Agilität ist zurzeit in aller Munde. Birigit Werkmann-Karcher und Michael Zirkler haben zu diesem Thema ein Buch geschrieben, welches im August 2020 beim Springer Verlag erschienen ist. Ich hatte die Gelegenheit die beiden in diesem Projekt zu unterstützen und führte für das Buch an verschiedenen Orten Forschungsinterviews durch, um diesem «merkwürdigen Phänomen menschlichen Erlebens und Verhaltens in der Arbeitswelt auf die Spur zu kommen» (Werkmann-Karcher & Zirkler, 2020). Dieser Artikel soll eine kurze Einführung in das Thema geben, und Einblicke in unsere Forschung und in die Publikation bieten.

Der Begriff Agilität ist nicht neu

Was ist mit Agilität überhaupt gemeint? Der Begriff Agilität ist nicht neu. Bereits in den 1950er-Jahren wurde der Begriff in der Systemtheorie von Organisationen genutzt (Parsons, 1954). Das heutige Verständnis der Agilität hat sich verändert. Die verschiedenen Definitionen erfreuen sich aber immer noch einer grossen Breite. Agilität soll eine Möglichkeit sein den heutigen anspruchsvollen VUCA-Bedingungen (volatility, uncertainty, complexity, ambiguity), wie sie in der Arbeitswelt 4.0 vorzufinden sind, zu begegnen. Rose (2018, S.15) stellt eine einfache, aber treffende Definition zur Verfügung:

« [Agile is] the ability to create and respond to change in order to succeed in an uncertain and turbulent environment. Instead of relying on extensive up-front planning, solutions evolve through collaboration between self-organizing, cross functional teams utilising the appropriate practices for their context. »

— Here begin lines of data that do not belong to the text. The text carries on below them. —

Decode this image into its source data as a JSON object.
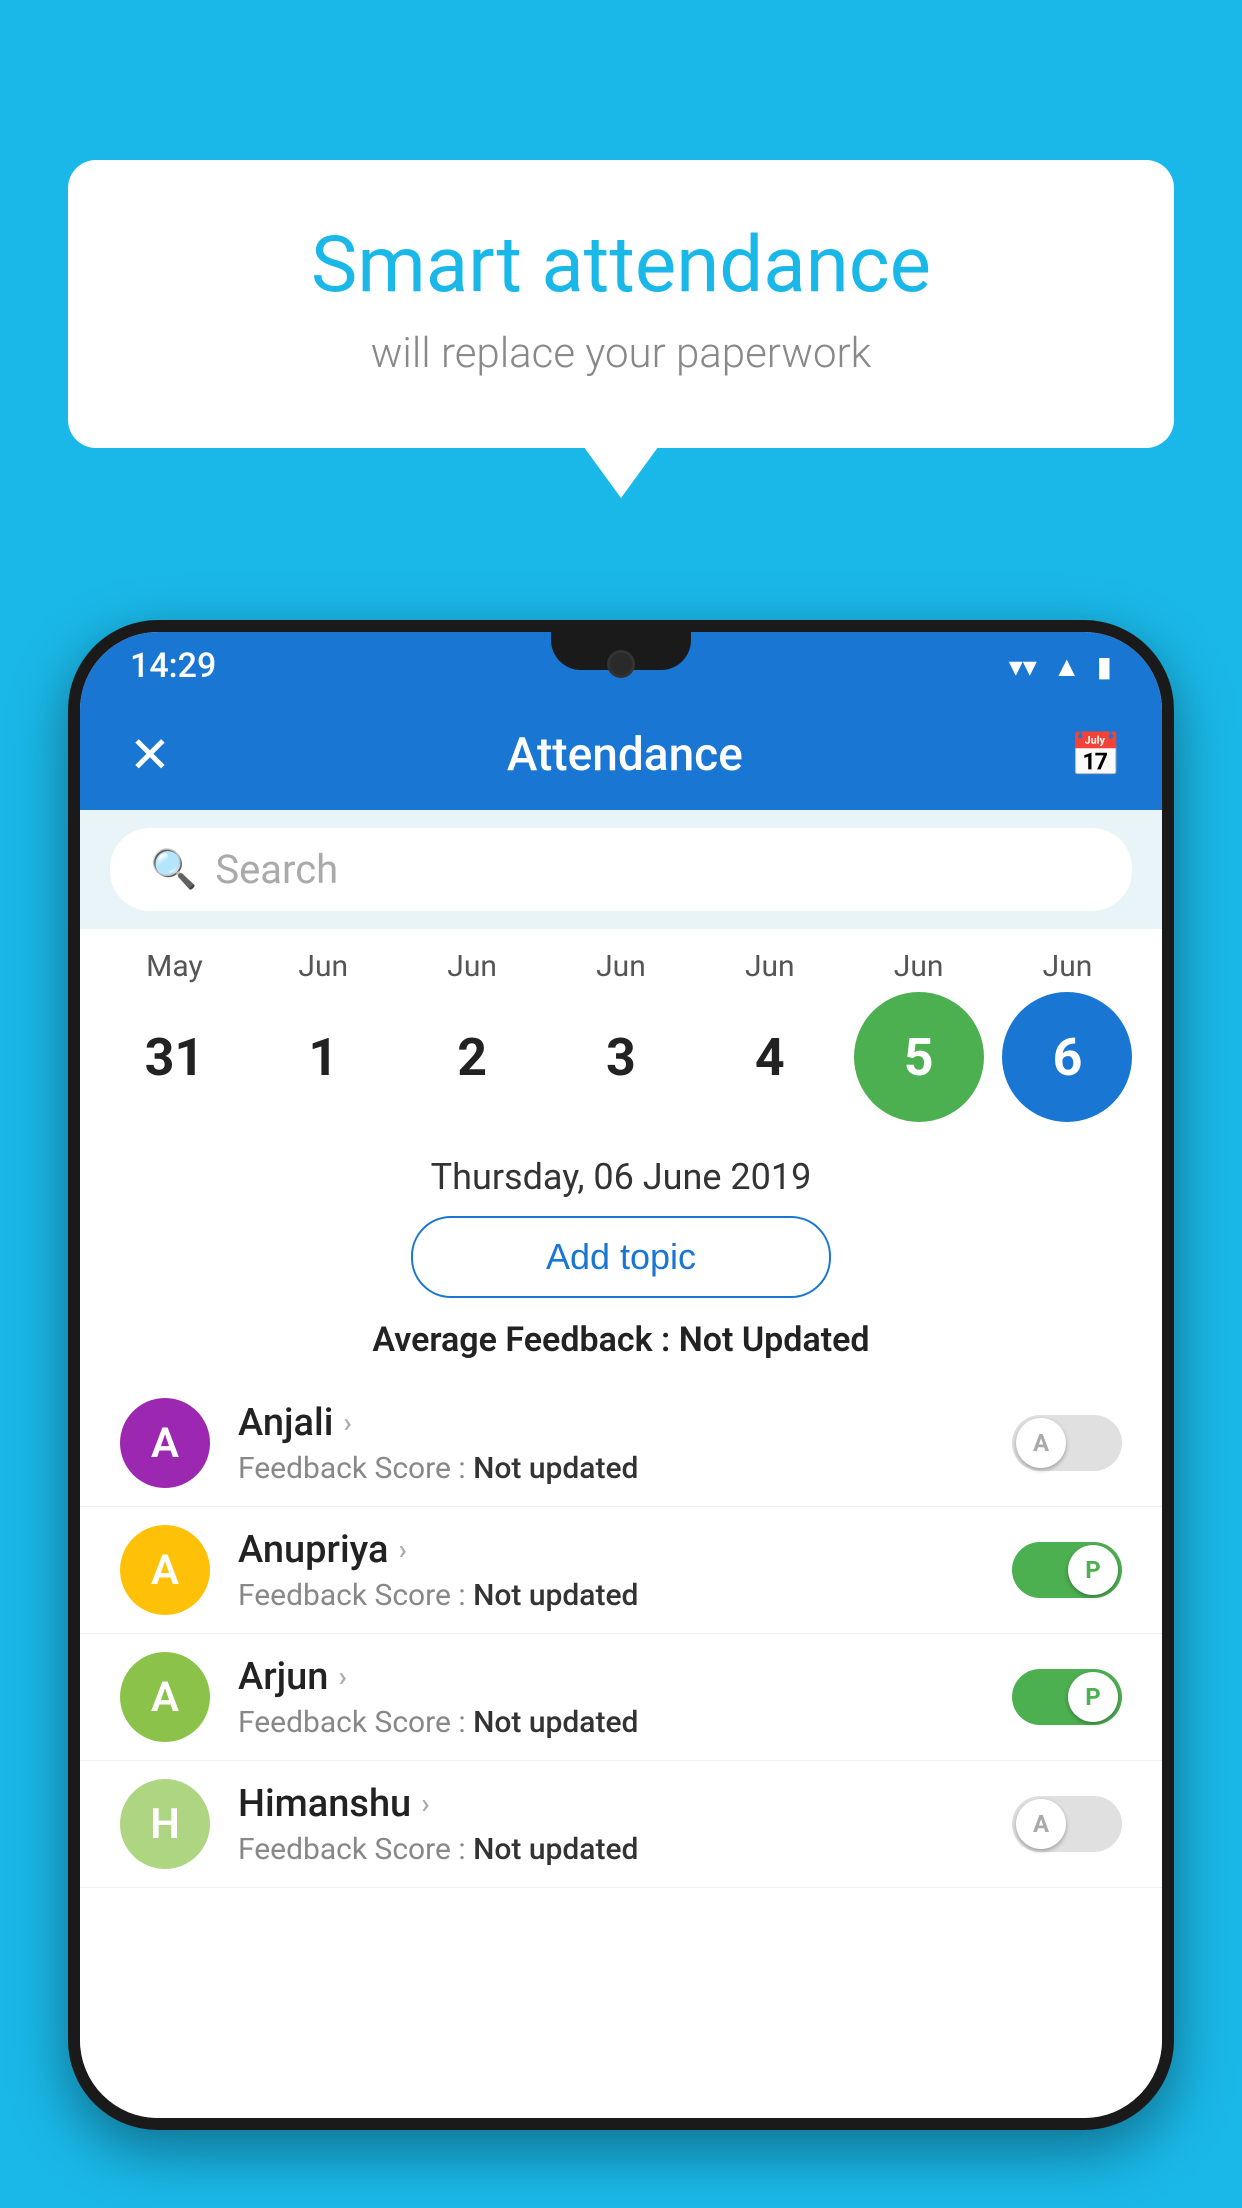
{
  "background_color": "#1ab8e8",
  "speech_bubble": {
    "title": "Smart attendance",
    "subtitle": "will replace your paperwork"
  },
  "status_bar": {
    "time": "14:29",
    "wifi_icon": "▼",
    "signal_icon": "▲",
    "battery_icon": "▮"
  },
  "app_bar": {
    "title": "Attendance",
    "close_icon": "✕",
    "calendar_icon": "📅"
  },
  "search": {
    "placeholder": "Search"
  },
  "calendar": {
    "months": [
      "May",
      "Jun",
      "Jun",
      "Jun",
      "Jun",
      "Jun",
      "Jun"
    ],
    "dates": [
      "31",
      "1",
      "2",
      "3",
      "4",
      "5",
      "6"
    ],
    "selected_date": "Thursday, 06 June 2019",
    "highlighted_green": 5,
    "highlighted_blue": 6
  },
  "add_topic": {
    "label": "Add topic"
  },
  "avg_feedback": {
    "label": "Average Feedback :",
    "value": "Not Updated"
  },
  "students": [
    {
      "name": "Anjali",
      "avatar_letter": "A",
      "avatar_color": "purple",
      "feedback_label": "Feedback Score :",
      "feedback_value": "Not updated",
      "toggle_state": "off",
      "toggle_label": "A"
    },
    {
      "name": "Anupriya",
      "avatar_letter": "A",
      "avatar_color": "yellow",
      "feedback_label": "Feedback Score :",
      "feedback_value": "Not updated",
      "toggle_state": "on",
      "toggle_label": "P"
    },
    {
      "name": "Arjun",
      "avatar_letter": "A",
      "avatar_color": "green",
      "feedback_label": "Feedback Score :",
      "feedback_value": "Not updated",
      "toggle_state": "on",
      "toggle_label": "P"
    },
    {
      "name": "Himanshu",
      "avatar_letter": "H",
      "avatar_color": "lightgreen",
      "feedback_label": "Feedback Score :",
      "feedback_value": "Not updated",
      "toggle_state": "off",
      "toggle_label": "A"
    }
  ]
}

Doing Agile vs. Being Agile

In der einschlägigen Literatur und auch in der Praxis wird oft unterschieden zwischen «doing agile» und «being agile». Daraus kann man ableiten, dass es so etwas wie eine agile Persönlichkeit (being agile) geben müsste. Begibt man sich in den psychologischen Fachdatenbanken auf die Suche nach der agilen Persönlichkeit, wird man nicht fündig. Im Moment existiert noch keine fundierte und getestete Theorie, was eine Person mitbringen muss, um agil zu sein. In der Praxis wird häufig von einem agilen Mindset gesprochen. Werkmann et al. (2020) zeigen in ihrem Buch mögliche Verbindungen zu bestehenden Konstrukten, wie z.B. zum Modell der Lernagilität (De Rue et al., 2012) oder den Charakterstärken (Seligmann et al., 2004), auf. Aus psychologischer Sicht kann beim agilen Mindset aktuell von einer Mischung aus unterschiedlichen Skills (Werten, Orientierungen, Arbeitsprinzipien, sozialen Kompetenzen) gesprochen werden. Persönlichkeitseigenschaften gehören ebenfalls dazu, determinieren den agilen Mindset aber nicht ausschliesslich (Werkmann-Karcher et al., 2020).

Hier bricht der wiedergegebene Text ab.